The skills LLMs are best at replacing aren't the ones you'd expect

This is the finding that changed how I think about the whole “AI replacing jobs” conversation. The researchers cross-referenced their SAFI scores with real-world AI adoption data from the Anthropic Economic Index, which covers 756 occupations and almost 18,000 tasks.

What they found is a “capability-demand inversion.” The skills that LLMs automate best (math, programming, formal logic) are not the skills most demanded in jobs that are heavily exposed to AI. The jobs where AI shows up most, think analyst roles, content strategists, support leads, actually lean hardest on the skills LLMs score lowest on: active listening, social perceptiveness, persuasion.

The more your job involves AI, the more it needs the human skills AI can’t replicate. That’s not a feel-good platitude. It’s what the data shows.

I wrote about measuring what matters in LLM reasoning a while back, and this connects directly. We keep optimizing for the tasks LLMs already do well. The real gap isn’t in making math scores go from 73 to 85. It’s in the 42-and-below range, and nobody has a clear roadmap for closing it.

What the AI Impact Matrix tells you about your own job

The paper proposes four quadrants that position every skill along two axes: how automatable it is (SAFI score) and how exposed the related jobs are to AI adoption.

High Displacement Risk covers skills that are both highly automatable and highly demanded in AI-exposed roles. This is a smaller quadrant than you’d think. Most high-automation skills fall into what they call “AI-Augmented” instead, meaning the AI handles the grunt work while a human still drives strategy.

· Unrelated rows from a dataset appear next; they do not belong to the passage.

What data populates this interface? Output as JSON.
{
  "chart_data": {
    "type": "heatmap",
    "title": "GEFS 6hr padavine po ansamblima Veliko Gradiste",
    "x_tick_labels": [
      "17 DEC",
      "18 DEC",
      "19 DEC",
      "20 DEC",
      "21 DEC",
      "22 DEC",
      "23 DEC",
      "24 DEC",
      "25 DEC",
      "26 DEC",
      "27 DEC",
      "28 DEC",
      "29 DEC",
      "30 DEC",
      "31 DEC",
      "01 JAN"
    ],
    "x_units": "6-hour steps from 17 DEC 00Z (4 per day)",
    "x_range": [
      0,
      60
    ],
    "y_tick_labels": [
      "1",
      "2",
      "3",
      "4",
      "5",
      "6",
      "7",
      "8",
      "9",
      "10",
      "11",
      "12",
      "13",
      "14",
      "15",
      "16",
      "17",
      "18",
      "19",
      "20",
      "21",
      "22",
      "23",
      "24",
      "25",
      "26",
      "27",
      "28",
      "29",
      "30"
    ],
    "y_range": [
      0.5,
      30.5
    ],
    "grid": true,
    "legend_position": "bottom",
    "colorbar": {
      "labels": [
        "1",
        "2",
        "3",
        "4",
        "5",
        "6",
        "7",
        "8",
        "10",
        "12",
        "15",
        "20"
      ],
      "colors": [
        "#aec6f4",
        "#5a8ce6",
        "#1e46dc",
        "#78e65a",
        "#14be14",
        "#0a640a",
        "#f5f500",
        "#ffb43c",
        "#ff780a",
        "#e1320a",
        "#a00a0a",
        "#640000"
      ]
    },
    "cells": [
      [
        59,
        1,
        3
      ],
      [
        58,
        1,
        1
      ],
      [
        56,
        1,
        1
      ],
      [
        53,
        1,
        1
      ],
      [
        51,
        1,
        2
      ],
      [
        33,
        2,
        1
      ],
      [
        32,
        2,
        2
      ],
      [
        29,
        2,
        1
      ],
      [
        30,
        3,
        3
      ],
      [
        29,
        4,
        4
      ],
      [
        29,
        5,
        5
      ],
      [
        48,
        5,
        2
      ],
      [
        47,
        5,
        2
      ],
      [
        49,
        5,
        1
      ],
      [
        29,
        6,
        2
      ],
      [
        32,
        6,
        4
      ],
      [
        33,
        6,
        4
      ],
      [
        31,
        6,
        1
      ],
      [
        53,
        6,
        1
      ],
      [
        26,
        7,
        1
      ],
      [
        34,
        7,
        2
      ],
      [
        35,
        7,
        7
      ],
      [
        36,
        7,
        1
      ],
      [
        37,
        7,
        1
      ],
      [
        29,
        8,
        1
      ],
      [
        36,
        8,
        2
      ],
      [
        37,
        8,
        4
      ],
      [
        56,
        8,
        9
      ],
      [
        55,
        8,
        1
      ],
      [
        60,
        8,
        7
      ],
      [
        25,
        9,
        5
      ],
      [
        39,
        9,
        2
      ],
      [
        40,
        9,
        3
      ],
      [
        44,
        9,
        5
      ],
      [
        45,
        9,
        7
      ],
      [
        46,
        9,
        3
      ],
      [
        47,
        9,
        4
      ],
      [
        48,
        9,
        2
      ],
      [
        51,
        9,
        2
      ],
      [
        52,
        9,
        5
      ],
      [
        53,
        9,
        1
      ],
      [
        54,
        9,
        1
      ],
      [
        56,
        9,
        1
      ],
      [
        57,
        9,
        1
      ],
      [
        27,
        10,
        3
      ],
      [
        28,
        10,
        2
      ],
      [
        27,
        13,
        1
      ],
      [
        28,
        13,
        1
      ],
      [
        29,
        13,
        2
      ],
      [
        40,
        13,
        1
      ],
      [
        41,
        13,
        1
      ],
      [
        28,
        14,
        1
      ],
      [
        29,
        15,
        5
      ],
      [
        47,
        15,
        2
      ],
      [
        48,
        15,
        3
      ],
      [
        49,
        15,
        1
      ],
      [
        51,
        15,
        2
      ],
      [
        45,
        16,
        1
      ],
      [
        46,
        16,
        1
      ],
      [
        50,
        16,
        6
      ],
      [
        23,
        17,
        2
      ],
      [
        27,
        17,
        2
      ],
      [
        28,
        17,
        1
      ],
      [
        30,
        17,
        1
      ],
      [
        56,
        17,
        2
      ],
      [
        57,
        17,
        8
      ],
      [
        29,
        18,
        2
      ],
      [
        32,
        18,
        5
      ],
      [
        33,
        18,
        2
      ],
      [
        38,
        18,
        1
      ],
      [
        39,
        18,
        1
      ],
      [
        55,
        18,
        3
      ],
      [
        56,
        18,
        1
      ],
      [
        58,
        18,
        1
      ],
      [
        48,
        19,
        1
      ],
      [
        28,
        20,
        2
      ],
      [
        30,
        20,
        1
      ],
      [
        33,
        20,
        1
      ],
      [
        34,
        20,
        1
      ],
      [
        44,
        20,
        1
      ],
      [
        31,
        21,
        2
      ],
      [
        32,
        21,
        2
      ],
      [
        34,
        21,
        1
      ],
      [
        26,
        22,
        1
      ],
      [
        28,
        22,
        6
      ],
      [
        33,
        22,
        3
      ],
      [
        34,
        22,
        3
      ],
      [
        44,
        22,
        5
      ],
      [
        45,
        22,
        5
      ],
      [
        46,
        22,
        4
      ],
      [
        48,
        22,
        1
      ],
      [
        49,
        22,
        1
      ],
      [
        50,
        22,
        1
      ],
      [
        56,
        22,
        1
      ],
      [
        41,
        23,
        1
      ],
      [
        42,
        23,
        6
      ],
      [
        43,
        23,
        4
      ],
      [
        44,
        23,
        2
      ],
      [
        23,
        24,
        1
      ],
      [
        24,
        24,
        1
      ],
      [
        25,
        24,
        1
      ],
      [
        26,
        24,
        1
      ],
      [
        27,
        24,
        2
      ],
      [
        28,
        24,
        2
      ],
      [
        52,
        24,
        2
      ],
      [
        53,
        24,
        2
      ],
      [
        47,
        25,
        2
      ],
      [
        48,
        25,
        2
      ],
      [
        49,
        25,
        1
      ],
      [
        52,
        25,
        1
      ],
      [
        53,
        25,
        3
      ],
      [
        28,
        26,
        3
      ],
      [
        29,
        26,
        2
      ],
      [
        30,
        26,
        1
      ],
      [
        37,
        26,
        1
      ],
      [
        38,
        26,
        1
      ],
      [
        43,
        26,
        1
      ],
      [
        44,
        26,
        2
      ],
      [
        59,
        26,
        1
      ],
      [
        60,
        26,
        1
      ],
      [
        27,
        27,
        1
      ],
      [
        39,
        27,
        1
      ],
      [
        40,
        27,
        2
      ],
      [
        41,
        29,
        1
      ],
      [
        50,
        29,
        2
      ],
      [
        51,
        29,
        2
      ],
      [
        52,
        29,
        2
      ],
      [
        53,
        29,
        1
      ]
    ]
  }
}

The “Upskilling Required” quadrant is where things get interesting for developers specifically. These are skills with low automation feasibility but high demand in AI-adjacent jobs. Coordination and negotiation, mostly. Instructing others. If you’re wondering what to learn next that isn’t another JavaScript framework, this quadrant is your answer.

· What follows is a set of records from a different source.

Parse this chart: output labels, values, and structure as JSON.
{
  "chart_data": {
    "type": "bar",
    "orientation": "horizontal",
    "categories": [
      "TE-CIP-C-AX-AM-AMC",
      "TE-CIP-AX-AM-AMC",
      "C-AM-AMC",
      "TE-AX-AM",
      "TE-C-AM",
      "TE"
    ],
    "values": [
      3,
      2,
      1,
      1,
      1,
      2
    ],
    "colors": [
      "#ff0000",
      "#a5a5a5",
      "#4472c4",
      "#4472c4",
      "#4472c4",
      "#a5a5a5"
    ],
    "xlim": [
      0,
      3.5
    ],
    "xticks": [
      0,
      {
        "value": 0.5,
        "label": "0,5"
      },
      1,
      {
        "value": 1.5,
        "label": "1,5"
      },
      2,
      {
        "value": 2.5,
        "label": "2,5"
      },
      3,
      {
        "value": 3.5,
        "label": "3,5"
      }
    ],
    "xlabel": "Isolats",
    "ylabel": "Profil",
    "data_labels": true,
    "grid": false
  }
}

I’ve been shifting my own freelance work in exactly this direction. Less time writing boilerplate, more time on client calls figuring out what the project actually needs before any code gets written. The hourly rate for the second activity is roughly triple the first, which is its own kind of signal.

78.7% of AI interactions are augmentation, not replacement

Another number from the paper worth sitting with: 78.7% of observed AI interactions in the wild are augmentation rather than full automation. People aren’t getting replaced in a single sweep. They’re getting a copilot that handles the predictable parts while they handle everything else.

This lines up with what I see in practice. The teams I work with that get the most out of AI tools are the ones that treat them as fast interns, not replacement engineers. You still need someone who knows which questions to ask, how to validate the output, and when to throw the whole suggestion away.

The 21.3% that is full automation tends to cluster around specific micro-tasks: formatting, data entry, boilerplate generation, first-draft summarization. Useful, but not the kind of work that makes or breaks a project.

What this means if you’re learning right now

If I’m a junior developer reading this in April 2026, here’s what I’d actually do this week.

Stop panicking about coding being “automated.” Yes, LLMs are good at generating functions. They’re terrible at knowing which functions to generate. System design, requirements gathering, talking to stakeholders about what they actually want – these are the skills with low SAFI scores and high job demand. Invest there.

Get good at validating AI output instead of just generating it. The paper shows that open source LLMs like LLaMA 3.3 70B and Qwen 2.5 72B score competitively with commercial models on the SAFI benchmark. The models are commoditizing fast. The ability to evaluate what they produce is not.

Practice the low-SAFI skills deliberately. Take the client call instead of asking someone else to do it. Write the project spec before you write the code. Run the retro. These aren’t soft skills in the dismissive sense. They’re the hard to automate skills that pay more precisely because they resist automation.

The paper’s data covers 1,052 model calls with a 0% failure rate, so the benchmarks are solid. But benchmarks measure task completion, not judgment. And judgment is the thing that’s actually scarce.